Pero yo ya tenía las llaves en la mano.

— Estoy más cerca que ellos —susurré.

— Señora, por favor…

Colgué.

Sabía lo que me decían que no debía hacer:

No actuar sola.

Pero cuando se trata de tu hijo…

la lógica desaparece.

Conduje más rápido que nunca, con las manos agarrando el volante hasta que dolían.

El punto azul se movió un poco y luego se detuvo.

Mi corazón latía con fuerza.

Cuando giré hacia el camino del parque industrial, el estómago se me revolvió.

Estacionamientos vacíos.

Edificios de metal.

Silencio.

Demasiado silencio.

Seguí la flecha del GPS hasta que me llevó a una fila de almacenes.

Mi coche se detuvo chirriando.

Miré de nuevo la pantalla.

El punto estaba justo allí, dentro del bloque 27.

Salí del coche lentamente, apenas podía sostenerme en los pies.
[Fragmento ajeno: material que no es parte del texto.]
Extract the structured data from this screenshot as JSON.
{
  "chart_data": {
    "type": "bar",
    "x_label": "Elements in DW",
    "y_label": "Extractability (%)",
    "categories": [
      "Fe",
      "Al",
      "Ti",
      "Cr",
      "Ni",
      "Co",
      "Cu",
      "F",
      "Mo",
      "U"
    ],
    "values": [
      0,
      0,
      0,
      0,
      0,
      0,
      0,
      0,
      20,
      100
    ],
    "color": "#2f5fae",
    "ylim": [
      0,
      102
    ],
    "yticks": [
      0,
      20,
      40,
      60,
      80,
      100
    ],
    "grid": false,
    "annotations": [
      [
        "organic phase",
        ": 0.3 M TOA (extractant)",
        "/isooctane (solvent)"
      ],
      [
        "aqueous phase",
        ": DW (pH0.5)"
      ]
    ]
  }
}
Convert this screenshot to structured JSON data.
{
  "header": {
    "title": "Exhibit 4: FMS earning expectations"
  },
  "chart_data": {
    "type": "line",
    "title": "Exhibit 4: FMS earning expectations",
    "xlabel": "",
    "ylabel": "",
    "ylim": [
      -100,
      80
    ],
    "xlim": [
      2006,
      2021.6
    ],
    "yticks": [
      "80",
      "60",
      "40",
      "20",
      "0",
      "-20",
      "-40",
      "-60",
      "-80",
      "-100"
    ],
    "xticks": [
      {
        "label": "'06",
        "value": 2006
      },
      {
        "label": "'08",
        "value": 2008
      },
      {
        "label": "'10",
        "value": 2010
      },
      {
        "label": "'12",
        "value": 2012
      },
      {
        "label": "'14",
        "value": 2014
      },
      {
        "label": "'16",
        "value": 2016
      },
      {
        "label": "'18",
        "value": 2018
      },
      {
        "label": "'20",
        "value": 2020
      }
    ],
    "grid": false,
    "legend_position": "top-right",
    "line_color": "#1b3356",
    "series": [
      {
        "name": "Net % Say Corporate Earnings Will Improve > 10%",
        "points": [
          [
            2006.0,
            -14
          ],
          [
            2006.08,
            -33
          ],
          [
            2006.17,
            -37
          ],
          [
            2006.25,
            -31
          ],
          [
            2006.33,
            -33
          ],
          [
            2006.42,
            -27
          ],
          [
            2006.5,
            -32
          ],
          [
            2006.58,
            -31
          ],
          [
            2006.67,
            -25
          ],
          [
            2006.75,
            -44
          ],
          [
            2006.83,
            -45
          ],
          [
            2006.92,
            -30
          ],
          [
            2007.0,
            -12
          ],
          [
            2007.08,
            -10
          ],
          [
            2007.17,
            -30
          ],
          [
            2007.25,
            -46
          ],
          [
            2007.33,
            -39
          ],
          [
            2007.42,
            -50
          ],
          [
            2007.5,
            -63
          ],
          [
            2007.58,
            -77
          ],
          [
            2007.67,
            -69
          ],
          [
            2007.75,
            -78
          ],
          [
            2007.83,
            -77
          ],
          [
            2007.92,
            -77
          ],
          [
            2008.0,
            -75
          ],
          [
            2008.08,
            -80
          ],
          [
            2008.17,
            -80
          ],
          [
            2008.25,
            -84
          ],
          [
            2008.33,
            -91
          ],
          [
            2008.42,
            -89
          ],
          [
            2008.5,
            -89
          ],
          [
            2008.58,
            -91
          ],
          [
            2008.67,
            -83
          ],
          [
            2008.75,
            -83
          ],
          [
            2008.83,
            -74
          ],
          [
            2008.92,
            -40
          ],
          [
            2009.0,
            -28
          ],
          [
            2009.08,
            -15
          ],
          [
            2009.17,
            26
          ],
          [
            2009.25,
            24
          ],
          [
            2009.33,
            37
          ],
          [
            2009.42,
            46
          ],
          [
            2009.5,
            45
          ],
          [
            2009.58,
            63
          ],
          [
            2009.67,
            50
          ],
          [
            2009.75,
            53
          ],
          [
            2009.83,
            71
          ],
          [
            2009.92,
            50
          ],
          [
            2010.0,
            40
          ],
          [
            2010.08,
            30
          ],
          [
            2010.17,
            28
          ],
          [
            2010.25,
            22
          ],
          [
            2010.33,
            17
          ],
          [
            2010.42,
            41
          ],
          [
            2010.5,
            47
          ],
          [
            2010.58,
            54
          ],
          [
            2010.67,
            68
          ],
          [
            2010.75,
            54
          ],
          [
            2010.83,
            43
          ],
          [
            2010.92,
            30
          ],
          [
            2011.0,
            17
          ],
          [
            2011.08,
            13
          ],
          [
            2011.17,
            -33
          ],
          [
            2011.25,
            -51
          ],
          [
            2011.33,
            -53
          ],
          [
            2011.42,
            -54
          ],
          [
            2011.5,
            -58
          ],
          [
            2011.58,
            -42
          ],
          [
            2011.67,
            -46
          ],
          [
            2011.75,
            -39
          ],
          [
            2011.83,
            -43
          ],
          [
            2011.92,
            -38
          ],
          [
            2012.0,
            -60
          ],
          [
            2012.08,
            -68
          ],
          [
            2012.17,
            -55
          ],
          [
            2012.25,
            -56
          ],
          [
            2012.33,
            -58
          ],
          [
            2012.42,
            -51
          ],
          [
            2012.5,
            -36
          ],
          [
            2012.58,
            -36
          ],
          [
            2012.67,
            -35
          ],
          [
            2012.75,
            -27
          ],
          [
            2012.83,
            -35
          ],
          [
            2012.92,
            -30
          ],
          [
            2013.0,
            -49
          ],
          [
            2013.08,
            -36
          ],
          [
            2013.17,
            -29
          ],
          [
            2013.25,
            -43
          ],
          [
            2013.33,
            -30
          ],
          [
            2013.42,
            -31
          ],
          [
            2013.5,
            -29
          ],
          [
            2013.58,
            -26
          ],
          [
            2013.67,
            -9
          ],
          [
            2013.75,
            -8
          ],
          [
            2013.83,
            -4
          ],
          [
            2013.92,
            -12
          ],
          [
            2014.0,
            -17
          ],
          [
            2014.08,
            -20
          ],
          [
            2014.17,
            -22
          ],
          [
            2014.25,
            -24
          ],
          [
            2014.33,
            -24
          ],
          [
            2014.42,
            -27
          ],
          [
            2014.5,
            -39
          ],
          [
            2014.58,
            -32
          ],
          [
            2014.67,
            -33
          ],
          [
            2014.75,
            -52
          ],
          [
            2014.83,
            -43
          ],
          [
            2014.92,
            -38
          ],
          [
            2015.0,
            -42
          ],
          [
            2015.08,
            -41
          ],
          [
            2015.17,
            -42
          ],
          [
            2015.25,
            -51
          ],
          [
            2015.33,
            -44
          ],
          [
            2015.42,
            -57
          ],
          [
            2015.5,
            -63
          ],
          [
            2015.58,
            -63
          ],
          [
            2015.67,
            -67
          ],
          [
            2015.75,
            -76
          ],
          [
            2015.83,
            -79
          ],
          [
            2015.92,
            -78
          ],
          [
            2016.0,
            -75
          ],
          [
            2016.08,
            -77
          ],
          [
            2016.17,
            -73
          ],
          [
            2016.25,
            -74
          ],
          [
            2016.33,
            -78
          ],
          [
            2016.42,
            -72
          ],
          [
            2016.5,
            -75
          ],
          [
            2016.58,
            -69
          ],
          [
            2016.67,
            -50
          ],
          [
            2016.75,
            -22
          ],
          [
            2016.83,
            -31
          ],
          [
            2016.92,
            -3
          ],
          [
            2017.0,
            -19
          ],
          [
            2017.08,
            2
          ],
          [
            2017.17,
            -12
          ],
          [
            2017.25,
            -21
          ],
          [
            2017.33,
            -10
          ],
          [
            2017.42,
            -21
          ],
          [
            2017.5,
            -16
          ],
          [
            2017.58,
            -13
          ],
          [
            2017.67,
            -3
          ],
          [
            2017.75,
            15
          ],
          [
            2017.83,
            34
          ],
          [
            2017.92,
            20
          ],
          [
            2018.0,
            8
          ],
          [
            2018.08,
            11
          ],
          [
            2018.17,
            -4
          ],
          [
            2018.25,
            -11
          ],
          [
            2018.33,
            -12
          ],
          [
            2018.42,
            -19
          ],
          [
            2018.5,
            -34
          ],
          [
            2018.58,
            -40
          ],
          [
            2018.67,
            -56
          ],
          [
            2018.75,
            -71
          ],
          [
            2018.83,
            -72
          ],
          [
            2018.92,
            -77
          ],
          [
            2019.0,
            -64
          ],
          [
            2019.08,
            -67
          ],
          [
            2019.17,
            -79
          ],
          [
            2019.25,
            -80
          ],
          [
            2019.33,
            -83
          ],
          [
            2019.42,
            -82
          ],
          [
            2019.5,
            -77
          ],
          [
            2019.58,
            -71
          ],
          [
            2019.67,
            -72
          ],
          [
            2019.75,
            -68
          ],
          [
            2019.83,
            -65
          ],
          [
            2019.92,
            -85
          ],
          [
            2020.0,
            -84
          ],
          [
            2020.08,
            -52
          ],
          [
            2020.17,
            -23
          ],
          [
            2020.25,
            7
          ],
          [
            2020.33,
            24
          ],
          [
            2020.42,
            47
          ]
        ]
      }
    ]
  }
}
Todas las puertas de metal estaban cerradas.

Bloqueadas.

Excepto una.

Grupo 27.

La puerta estaba entreabierta.

Podía escuchar algo dentro.

Un sonido débil.

Como un grito amortiguado…

Me acerqué a la puerta, temblando mientras sostenía el picaporte con los dedos. La oscuridad dentro se iluminó levemente por una pequeña luz que se filtraba desde las esquinas del almacén.

— Eva… —susurré.

El débil sonido, como un grito, se repitió. Supe que ella estaba allí, asustada y un poco frágil.

Entré rápidamente, y mis ojos se acostumbraron a la penumbra. Eva estaba sentada en el suelo, con las manos cruzadas cubriéndose la cara.

— No hay nada que temer —dije con voz suave y pegajosa—. Te encontré.

Levantó la vista y nos miramos en un momento de silencio, un silencio que solo significaba: “El peligro terminó”.

La abracé, y sus pequeños temblores empezaron a calmarse.

— ¿Adónde iba? —preguntó, olfateando y temblando levemente.

— A ningún lado, mi pequeñita —respondí—. Siempre te encontraré.

Así, Eva estaba en casa, segura y protegida. Recuperamos un pequeño rincón de paz en nuestro mundo, y supe que, a partir de ahora, ni el miedo más venenoso nos separaría mientras estuviéramos juntos.